Он звенел безнадежно…
Теперь Мейта проводила дни, как во сне. Время ее по-прежнему проходило в труде, но в душе она переживала что-то нежное, блестящее, и минуты проходили, сотканные из порывов. Она просыпалась с улыбкой, улыбалась комнате, двору, и все милые образы, которые были ей так дороги, целый день окружали ее.
Казалось ей, – лишь только она скажет Нахману о своей любви к нему, и он ответит ей тем же, протянутся нити к родине, к Дине, и сотворится мост для перехода евреев на родину, где они будут счастливы и свободны.

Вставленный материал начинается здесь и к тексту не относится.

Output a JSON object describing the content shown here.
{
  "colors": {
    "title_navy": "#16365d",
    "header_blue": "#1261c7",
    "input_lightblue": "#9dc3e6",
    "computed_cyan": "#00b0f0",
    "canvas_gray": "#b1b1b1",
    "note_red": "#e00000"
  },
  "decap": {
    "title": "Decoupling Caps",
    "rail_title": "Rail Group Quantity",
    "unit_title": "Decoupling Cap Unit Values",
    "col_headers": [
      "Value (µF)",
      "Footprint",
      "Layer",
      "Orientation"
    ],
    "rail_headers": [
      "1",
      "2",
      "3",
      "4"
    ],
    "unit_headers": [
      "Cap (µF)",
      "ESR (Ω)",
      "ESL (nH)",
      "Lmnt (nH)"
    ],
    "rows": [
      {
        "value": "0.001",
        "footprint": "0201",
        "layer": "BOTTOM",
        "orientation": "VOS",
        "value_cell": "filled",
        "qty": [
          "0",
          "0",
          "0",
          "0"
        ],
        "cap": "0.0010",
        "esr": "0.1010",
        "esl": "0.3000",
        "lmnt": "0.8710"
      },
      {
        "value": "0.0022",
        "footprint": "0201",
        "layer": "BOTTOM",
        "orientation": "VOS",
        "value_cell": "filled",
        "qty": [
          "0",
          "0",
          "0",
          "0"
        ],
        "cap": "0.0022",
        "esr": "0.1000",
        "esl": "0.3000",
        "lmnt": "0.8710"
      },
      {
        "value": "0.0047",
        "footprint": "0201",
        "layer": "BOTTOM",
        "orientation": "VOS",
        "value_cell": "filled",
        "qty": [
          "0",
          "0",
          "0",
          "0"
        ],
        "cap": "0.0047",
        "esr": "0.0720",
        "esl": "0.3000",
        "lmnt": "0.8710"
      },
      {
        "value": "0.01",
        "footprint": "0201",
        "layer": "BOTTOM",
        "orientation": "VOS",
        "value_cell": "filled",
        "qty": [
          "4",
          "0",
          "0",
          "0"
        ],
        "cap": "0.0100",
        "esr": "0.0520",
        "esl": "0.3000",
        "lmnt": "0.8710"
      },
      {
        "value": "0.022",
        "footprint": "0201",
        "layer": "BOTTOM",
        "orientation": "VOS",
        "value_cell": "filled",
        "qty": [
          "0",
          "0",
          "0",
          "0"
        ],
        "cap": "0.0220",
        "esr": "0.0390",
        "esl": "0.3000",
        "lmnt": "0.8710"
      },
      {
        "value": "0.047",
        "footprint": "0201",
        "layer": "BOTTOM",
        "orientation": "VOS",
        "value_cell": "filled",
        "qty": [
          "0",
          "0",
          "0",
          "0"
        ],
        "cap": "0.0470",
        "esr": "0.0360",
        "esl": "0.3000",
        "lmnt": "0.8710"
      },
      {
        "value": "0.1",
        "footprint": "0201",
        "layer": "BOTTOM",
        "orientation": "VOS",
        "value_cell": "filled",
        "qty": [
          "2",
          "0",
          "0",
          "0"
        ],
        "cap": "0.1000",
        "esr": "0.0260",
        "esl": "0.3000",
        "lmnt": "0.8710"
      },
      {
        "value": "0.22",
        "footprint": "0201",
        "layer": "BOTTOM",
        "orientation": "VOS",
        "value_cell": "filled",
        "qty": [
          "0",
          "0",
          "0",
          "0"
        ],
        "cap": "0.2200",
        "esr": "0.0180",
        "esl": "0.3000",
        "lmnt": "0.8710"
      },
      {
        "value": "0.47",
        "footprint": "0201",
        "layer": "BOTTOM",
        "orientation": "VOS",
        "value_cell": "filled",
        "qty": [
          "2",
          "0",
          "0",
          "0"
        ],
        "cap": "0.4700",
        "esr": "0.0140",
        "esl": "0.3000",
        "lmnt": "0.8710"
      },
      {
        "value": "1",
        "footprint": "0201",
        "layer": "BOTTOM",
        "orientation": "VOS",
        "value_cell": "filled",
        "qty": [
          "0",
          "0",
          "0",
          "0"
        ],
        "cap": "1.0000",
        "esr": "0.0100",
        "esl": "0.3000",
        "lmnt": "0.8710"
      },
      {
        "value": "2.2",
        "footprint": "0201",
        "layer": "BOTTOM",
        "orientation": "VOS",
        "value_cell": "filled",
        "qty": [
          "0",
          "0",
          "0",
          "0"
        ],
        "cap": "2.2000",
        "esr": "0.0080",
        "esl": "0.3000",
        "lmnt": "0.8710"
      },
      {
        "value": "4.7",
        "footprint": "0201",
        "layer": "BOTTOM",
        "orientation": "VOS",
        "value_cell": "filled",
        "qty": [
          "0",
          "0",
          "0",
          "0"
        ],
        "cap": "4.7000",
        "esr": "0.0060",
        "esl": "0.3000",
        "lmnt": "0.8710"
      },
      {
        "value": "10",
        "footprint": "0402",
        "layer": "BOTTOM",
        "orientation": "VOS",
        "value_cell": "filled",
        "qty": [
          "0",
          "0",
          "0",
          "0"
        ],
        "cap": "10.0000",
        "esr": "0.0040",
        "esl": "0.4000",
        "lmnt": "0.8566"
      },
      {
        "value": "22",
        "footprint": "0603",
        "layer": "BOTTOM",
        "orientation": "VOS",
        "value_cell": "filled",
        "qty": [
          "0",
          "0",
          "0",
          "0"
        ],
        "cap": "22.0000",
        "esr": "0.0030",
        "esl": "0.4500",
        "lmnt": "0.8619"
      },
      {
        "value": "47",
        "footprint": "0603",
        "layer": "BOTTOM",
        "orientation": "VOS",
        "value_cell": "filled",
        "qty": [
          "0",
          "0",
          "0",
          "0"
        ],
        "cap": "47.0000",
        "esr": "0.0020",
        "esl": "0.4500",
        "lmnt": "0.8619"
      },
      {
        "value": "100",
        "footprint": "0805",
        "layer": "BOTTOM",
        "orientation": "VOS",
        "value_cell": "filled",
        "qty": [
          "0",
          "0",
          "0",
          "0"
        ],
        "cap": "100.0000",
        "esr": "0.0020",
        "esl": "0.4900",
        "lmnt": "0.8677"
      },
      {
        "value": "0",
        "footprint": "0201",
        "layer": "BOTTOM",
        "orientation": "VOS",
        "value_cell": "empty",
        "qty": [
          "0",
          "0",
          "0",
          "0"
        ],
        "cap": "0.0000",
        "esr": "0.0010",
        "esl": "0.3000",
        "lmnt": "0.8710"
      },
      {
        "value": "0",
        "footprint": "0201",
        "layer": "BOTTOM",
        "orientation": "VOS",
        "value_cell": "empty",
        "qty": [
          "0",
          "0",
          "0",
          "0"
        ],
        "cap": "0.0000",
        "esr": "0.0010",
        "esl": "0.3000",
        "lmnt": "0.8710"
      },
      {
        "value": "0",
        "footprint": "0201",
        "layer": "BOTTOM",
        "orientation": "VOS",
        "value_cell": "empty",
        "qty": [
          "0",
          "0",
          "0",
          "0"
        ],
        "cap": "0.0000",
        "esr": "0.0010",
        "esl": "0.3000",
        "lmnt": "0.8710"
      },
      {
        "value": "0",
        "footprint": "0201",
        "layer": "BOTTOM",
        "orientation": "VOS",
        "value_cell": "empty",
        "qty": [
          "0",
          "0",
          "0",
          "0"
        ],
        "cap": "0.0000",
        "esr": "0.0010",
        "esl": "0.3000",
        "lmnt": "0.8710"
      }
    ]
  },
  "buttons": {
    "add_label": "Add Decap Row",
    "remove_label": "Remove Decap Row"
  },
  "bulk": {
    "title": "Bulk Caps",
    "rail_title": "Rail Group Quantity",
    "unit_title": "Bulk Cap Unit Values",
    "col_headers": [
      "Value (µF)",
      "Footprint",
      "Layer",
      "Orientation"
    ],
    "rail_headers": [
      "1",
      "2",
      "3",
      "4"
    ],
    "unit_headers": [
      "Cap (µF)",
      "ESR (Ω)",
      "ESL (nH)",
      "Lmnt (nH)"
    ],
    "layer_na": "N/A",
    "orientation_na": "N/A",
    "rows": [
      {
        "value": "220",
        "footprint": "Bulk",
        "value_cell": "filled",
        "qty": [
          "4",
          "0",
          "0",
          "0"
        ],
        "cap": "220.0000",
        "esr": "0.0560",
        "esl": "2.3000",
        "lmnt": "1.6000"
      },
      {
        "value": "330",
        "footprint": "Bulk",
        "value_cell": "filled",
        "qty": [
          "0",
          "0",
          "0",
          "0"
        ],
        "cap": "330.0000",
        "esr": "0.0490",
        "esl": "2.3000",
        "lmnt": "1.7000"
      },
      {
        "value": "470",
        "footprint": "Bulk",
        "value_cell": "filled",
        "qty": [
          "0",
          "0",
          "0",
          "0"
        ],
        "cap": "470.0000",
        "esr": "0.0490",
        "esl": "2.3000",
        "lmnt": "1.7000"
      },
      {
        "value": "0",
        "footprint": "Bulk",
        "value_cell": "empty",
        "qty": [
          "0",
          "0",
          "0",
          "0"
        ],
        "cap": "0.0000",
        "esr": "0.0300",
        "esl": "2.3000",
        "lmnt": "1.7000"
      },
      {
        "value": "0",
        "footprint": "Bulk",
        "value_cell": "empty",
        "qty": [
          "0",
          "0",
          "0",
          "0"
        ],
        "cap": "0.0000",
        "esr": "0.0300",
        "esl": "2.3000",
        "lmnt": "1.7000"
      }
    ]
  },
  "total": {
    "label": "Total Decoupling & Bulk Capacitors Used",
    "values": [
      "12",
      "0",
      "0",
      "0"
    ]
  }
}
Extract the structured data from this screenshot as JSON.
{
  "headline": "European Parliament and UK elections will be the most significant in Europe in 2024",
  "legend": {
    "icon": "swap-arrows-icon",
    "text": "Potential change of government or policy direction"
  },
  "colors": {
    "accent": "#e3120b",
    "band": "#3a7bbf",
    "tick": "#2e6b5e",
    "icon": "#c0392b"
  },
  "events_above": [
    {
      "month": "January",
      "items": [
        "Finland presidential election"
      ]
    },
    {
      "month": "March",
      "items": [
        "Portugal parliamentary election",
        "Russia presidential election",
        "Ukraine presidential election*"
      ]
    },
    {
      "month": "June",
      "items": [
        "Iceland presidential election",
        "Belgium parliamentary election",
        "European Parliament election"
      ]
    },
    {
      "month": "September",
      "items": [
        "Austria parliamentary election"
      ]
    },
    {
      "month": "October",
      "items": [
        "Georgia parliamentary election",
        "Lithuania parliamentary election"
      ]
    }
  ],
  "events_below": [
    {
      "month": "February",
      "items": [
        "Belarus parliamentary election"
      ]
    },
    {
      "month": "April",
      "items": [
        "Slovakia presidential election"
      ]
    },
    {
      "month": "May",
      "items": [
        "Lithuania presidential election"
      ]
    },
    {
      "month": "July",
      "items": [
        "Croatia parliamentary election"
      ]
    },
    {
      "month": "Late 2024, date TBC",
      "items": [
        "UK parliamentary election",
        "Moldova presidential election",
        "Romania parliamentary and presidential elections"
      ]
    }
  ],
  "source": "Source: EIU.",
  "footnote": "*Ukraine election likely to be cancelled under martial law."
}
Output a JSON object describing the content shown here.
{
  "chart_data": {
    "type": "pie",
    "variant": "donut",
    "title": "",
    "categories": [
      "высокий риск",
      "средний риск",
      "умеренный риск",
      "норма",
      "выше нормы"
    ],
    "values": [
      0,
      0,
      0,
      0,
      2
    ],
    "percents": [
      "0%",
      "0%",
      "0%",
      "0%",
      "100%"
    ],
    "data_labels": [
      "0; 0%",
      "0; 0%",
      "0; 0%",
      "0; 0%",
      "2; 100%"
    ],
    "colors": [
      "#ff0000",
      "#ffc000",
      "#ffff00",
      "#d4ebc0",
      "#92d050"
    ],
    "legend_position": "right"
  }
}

Все девушки превратятся в работниц, рассыплются по полям, и жизнь станет пляской радости. Каким-то непостижимым чудом все, что она переживала, претворялось в любовь, и как в реке нельзя отличить образовавшие ее воды, так и она не знала теперь, какой любовью любит Нахмана, какой родину, Дину…
К Дине ее неудержимо влекло, и, разговаривая с Нахманом, она часто упоминала о ней.
Она представляла ее себе страдающей и непреклонной и хотела бы отдать себя всю на служение ей. И оттого, что чувствовала себя недостойной заговорить с ней, готова была пасть ниц, лишь бы Дина ее заметила, ободрила…
Часто вечером она подстерегала Фейгу, мечтая что-нибудь разузнать о Дине, и была недовольна холодностью Фейги к сестре.
– Если бы у меня была такая сестра, – сказала ей однажды Мейта, – я не отходила бы от нее.
Это было в конце ноября, вскоре после того, как старуху Симу подобрали на улице, сбитую с ног пьяным тачечником. Девушки сидели в комнате Нахмана, и Фейга торопилась, чтобы тот не застал ее.
– Некогда, Мейта, – ответила Фейга. – Мы любим Дину, но нам некогда показывать любовь. Вот осень прошла – монотонно продолжала она, – и зима гонит из фабрики на улицу, из улицы на фабрику. Мать все не встает, и ноги ее остаются толстыми, как бревна. Корзины лежат на печи, и когда она смотрит на них, то плачет.
– Конечно, – нетерпеливо возразила Мейта, – веселого в жизни мало. Но Дина – солнце…
– Солнце, – все так же монотонно повторила Фейга, – но нас и солнце не согреет. Когда посидишь в комнате, где мать лежит на одной кровати, а Ита, теперь опять забеременевшая от какого-то мальчика, на другой, и подумаешь, как они обе мучатся, то и о себе забудешь. Обе говорят, кричат от злости, ругаются, плачут… И голод сидит с ними, как живой.
Мейта уже молчала. И казалось, то были слова из книги зла, которые произносила девушка.
– Если бы не я, не Фрима, – продолжала Фейга, – они давно умерли бы с голоду. А ночью на улице уже прохода нет от девушек. И злишься на них, что отбивают хлеб.
– Это страшно, – бормотала Мейта с гримасой, как будто ее ударяли.
– Привыкнешь, Мейта, – с спокойным унынием отозвалась Фейга, и в этом был ужас. – Оно придет и к тебе, как самый верный друг. Оно отыщет дом, где ты живешь, твою квартиру, постучит тебе в окно, и ты выйдешь. Если зима не вытолкнет, весна заманит. И толкает, и тянет, Мейта…
Послышались шаги Нахмана, и Фейга стремглав выбежала из комнаты.
– Ну, вот я и свободен, – произнес он усталым голосом – Добрый вечер, Мейта! Что теперь делать?